You will need to remove pets and their dishes from the house, cover aquariums and disconnect their aerators, close all windows and leave the house for several hours after setting off the foggers. Upon returning, all windows should be opened to air out the house.

With some of the new residual topical treatment (the spray and the liquid applied to the dog’s neck), environmental control may become much less a concern. In some cases, treating the dog with these new products will effectively control the environmental problem.

Flea-killing powders are available that are worked deeply into the carpet and are non-toxic to people. These powders are not removed by vacuuming.

Diatomaceous Earth is a non-toxic flea treatment, but doesn’t last as long as the boric acid products. You can usually purchase it at pet stores and pool supply stores where it is used in filters. Sprinkle it on the carpets, and then vacuum it up later. The tiny bits get in the breathing pores of the bugs and suffocate them. Monthly applications are recommended in areas with heavy flea populations, especially during the height of flea season.

Boric acid products, such as Flea Busters and Fleago, work in a similar fashion to the diatomaceous earth by dehydrating the fleas. When applied correctly, they offer protection for up to a year or more as they remain deep in the carpet fibers. The powder is non-toxic to people and is worked deeply into the carpet to prevent it from being removed by vacuuming. This treatment has proven very successful, even with very heavy flea infestations.

An old standby, 20 Mule Team Borax is sprinkled in the carpet and under the furniture cushions, leave a few days and then vacuum. The borax extracts all of the moisture and they die – eggs as well.

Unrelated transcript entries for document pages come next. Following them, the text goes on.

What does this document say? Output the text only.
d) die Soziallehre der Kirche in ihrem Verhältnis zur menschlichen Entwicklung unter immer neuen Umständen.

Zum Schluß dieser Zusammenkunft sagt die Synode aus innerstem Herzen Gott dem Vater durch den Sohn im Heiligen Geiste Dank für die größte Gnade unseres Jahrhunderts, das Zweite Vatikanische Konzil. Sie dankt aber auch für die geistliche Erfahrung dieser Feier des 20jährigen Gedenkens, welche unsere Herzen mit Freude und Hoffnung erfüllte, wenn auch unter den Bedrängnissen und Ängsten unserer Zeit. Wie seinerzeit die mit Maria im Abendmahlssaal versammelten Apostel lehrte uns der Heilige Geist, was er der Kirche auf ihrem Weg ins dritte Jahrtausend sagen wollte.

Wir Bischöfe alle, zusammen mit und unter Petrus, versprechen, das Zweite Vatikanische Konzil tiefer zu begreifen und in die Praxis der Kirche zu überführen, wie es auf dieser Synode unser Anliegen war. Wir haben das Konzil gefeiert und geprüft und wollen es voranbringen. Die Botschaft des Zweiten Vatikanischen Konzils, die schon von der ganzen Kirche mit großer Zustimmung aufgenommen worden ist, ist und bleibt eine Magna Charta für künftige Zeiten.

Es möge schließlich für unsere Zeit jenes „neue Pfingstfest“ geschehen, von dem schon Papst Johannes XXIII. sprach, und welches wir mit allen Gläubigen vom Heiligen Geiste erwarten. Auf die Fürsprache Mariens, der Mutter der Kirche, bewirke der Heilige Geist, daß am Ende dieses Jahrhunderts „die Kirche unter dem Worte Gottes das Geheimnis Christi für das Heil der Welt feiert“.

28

With all of the flea powder products follow package directions carefully. They are drying agents, and therefore irritate nasal passages and lungs if inhaled directly. Avoid vigorous shaking of the container while spreading it onto the floor so you don’t create clouds of dust.

A professional exterminator can be called in for yard control with various insecticides. Or you may use these insecticides yourself. Be sure that any insecticide used has a 30-day residual. Some of the newest products which contain the growth regulator fenoxycarb are labeled for use only once or twice a year.

Fleas love grass, which is where most dogs pick them up from in the first place! There are outdoor flea remedies that can be applied to grass by sprinkling the powder or with a hose sprayer for yards and gardens.

Beneficial nematodes that are flea parasites are another way to control fleas in the yard. They are tiny little bugs that prey on both adult fleas and larvae. They can be applied with a hose sprayer on a yard, or with a watering can on a garden.

Flea Traps is a safe and simple permanent appliance that uses heat and light to draw fleas from up to 25 feet away. Fleas are attracted to the trap and fall right through the grid and meet a sticky death on the replaceable capture pad. Adult fleas are killed by the thousands on the replaceable capture pad. Works year round without poisons, expensive pills, or visits to the vet. Capture pads last for 3 months or until filled with up to 10,000 fleas.

Other flea traps are electric and work by emitting gentle heat which attracts fleas and traps them on sticky paper.

Many dog owners swear by garlic and brewer’s yeast to keep fleas away, or plant herbs such as pennyroyal, southernwood, or wormwood around dog kennels and near doorways, use herbal flea collars, brush lavender or eucalyptus oil into the dog’s coat once a week, or sprinkle dried leaves of lavender, rosemary, sage, or eucalyptus in the dog’s bed to keep fleas away – but no evidence exists to prove these plant products are valuable preventives.

Unfortunately, complete flea control is not always possible for dogs that live outdoors in warm and humid climates, because new populations of fleas can hatch out every two to three weeks.